Na Amazônia brasileira, essa vulnerabilidade é evidente: comunidades indígenas, populações tradicionais e trabalhadores rurais são afetados por condições de calor intenso sem a devida cobertura de políticas públicas de saúde e infraestrutura.

Impacto desigual

Segundo o levantamento, dos 3,5 bilhões de habitantes das zonas tropicais, 452 milhões vivem em áreas que sofreram desmatamento entre 2001 e 2020. Desse total, 33 milhões foram expostos a aumentos de temperatura superiores a +1 °C; 8 milhões a mais de +2 °C; e 2,6 milhões a mais de +3 °C.

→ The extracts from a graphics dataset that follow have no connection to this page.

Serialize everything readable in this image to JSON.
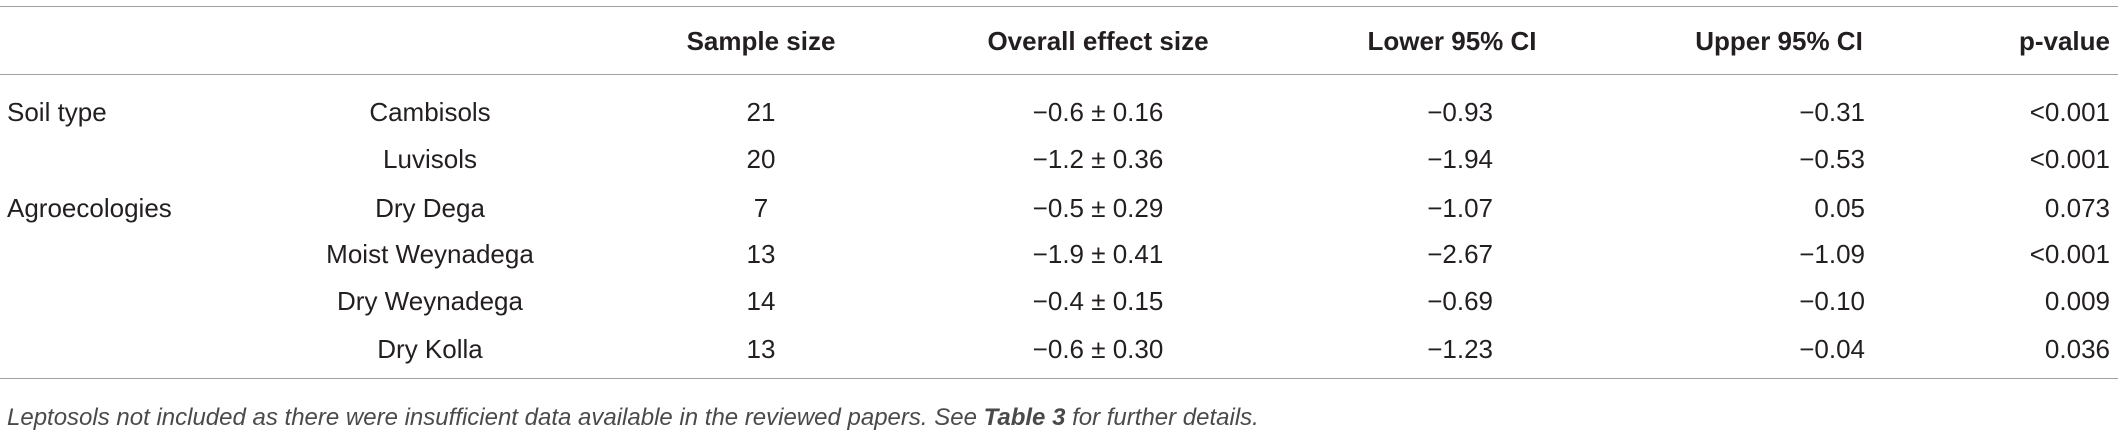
{
  "table": {
    "header": [
      "Sample size",
      "Overall effect size",
      "Lower 95% CI",
      "Upper 95% CI",
      "p-value"
    ],
    "groups": [
      {
        "label": "Soil type",
        "rows": [
          [
            "Cambisols",
            "21",
            "−0.6 ± 0.16",
            "−0.93",
            "−0.31",
            "<0.001"
          ],
          [
            "Luvisols",
            "20",
            "−1.2 ± 0.36",
            "−1.94",
            "−0.53",
            "<0.001"
          ]
        ]
      },
      {
        "label": "Agroecologies",
        "rows": [
          [
            "Dry Dega",
            "7",
            "−0.5 ± 0.29",
            "−1.07",
            "0.05",
            "0.073"
          ],
          [
            "Moist Weynadega",
            "13",
            "−1.9 ± 0.41",
            "−2.67",
            "−1.09",
            "<0.001"
          ],
          [
            "Dry Weynadega",
            "14",
            "−0.4 ± 0.15",
            "−0.69",
            "−0.10",
            "0.009"
          ],
          [
            "Dry Kolla",
            "13",
            "−0.6 ± 0.30",
            "−1.23",
            "−0.04",
            "0.036"
          ]
        ]
      }
    ],
    "footnote": {
      "before": "Leptosols not included as there were insufficient data available in the reviewed papers. See ",
      "reference": "Table 3",
      "after": " for further details."
    }
  }
}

Na África tropical, 148 milhões de pessoas foram impactadas; no Sudeste Asiático, 122 milhões; e nas Américas Central e do Sul, 67 milhões. Na Amazônia, a exposição é menor em números absolutos devido à dispersão populacional, mas os efeitos locais são severos, já que o desmatamento se concentra em áreas de fronteira agrícola e de expansão urbana, justamente onde vivem populações em situação de maior vulnerabilidade.

Desmatamento como questão de saúde pública

A coautora do estudo, a pesquisadora da Fiocruz Piauí, Beatriz Oliveira, ressalta que o desmatamento não é apenas um problema ambiental, mas também de saúde pública:

“Além da regulação climática, os serviços ecossistêmicos florestais são essenciais para o bem viver e a qualidade de vida das populações locais. Assim, a redução do desmatamento também é uma questão de saúde pública, pois evitamos mortes por calor e garantimos condições climáticas mais favoráveis para populações em situação de vulnerabilidade”, afirmou.

Amazônia: um alerta antecipado

Os autores do estudo lembram que o aquecimento induzido pelo desmatamento pode representar mais de um terço das mortes relacionadas ao calor atribuídas às mudanças climáticas. Para a Amazônia, isso reforça a gravidade do avanço da fronteira do desmatamento e seus efeitos invisíveis: não apenas perda de biodiversidade e emissão de carbono, mas também impacto direto sobre a saúde das populações locais.